Schilling also suggested that Rhode Island officials had agreed to allow 38 Studios to miss the $1.1 million payment in order to make its payroll May 15. Missing the payment put 38 Studios in default of its loan terms, which subsequently made it ineligible to receive the larger state tax credit awards.

The Journal reported that 38 Studios made the $1.1 million payment May 18 with funds forwarded by an investor willing to buy the tax credits.

Schilling seemed most bitter about Chafee’s public remarks about 38 Studios’ financial condition, in which the governor asserted the company’s first product was a bust and questioned its viability because the Copernicus game was another year away from release. That latter information was a closely-guarded secret inside 38 Studios, and Schilling told the newspaper he warned Chafee and officials of the Rhode Island Economic Development Corp. that such remarks were undermining the state’s investment.

“We made it clear in EDC meetings how damaging it was, what was happening to our company,’’ Schilling told the Journal.

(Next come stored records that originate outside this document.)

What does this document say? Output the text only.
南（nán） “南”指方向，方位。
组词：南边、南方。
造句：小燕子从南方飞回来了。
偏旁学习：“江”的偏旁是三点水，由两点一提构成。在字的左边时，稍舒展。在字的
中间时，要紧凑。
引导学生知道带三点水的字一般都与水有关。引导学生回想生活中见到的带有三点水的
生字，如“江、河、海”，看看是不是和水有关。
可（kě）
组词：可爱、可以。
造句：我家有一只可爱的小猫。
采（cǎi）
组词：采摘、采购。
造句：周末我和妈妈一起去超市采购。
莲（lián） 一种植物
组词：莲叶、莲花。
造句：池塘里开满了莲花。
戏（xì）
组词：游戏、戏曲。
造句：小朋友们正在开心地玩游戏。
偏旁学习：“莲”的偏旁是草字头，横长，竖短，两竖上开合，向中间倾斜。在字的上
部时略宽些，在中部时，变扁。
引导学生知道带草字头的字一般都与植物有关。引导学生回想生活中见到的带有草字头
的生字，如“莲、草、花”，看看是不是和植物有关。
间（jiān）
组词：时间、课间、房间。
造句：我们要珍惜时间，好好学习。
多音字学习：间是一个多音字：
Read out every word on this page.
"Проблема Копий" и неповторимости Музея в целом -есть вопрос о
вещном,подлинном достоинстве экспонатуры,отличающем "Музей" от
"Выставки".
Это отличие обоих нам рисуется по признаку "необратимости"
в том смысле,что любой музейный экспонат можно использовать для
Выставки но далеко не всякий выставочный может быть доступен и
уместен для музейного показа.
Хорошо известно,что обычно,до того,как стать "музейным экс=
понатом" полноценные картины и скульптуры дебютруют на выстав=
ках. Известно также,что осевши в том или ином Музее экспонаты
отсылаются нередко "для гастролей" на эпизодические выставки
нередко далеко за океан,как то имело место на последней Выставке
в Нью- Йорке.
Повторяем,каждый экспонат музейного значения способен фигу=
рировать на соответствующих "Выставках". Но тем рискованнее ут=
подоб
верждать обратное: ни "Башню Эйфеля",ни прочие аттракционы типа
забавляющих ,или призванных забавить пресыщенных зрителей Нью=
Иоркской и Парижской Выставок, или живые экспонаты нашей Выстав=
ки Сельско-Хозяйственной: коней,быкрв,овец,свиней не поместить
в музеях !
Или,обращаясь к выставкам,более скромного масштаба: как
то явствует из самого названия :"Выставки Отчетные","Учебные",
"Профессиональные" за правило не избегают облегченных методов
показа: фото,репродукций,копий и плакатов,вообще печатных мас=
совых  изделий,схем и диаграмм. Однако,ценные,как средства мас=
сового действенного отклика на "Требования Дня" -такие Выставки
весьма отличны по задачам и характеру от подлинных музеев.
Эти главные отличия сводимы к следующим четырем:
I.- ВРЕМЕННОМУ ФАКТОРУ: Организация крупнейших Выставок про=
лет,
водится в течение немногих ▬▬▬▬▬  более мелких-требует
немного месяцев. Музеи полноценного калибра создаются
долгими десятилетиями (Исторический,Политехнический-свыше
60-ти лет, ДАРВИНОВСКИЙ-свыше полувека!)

The company’s workers “are sitting there, busting their [humps] without a paycheck, we’re grinding through this, and then he’s press-conferencing on a daily basis, saying this company is a failure, our games are a failure, this was a mistake - over and over and over again.’’

At the time, Schilling asserted that a video game publisher, which he declined to name, had tentatively approved a $35 million deal to finance a sequel to 38 Studios’ first game, Kingdoms of Amalur: Reckoning, but pulled out after Chafee suggested the company was close to insolvency.

Chafee has been consistent in his remarks about the 38 Studios’ situation: that his responsibility first and foremost was to protect Rhode Island taxpayers from losing any more money, and that he had an obligation to keep them informed about developments at the company.

“I realize the tens of millions of dollars that we have on the hook, so obviously I want it to succeed,’’ the governor said Tuesday. “But I have to be honest in my dealings with the taxpayers and tell them what is going on to the best of my ability.’’

To that end, Chafee said he publicized the delayed release of the Copernicus game in order to let taxpayers “know how long this was going to last.’’

While Chafee initially indicated that 38 Studios had qualified for the state tax credits, he later balked because he feared it was going out of business. On Tuesday, Chafee also said Schilling failed to understand the process of securing the tax credits.

As for the $1.1 million, Chafee said his administration worked with 38 Studios executives for weeks on a resolution after the company missed its payment. He also stressed that Schilling and his colleagues gave the administration little time to find a solution and were even less helpful in sharing critical information about the company’s condition.

When asked if he could still work with Schilling, Chafee said, “I can work with anybody.’’ He also said there’s “no indication’’ so far that 38 Studios is preparing to sue the state or file for bankruptcy protection.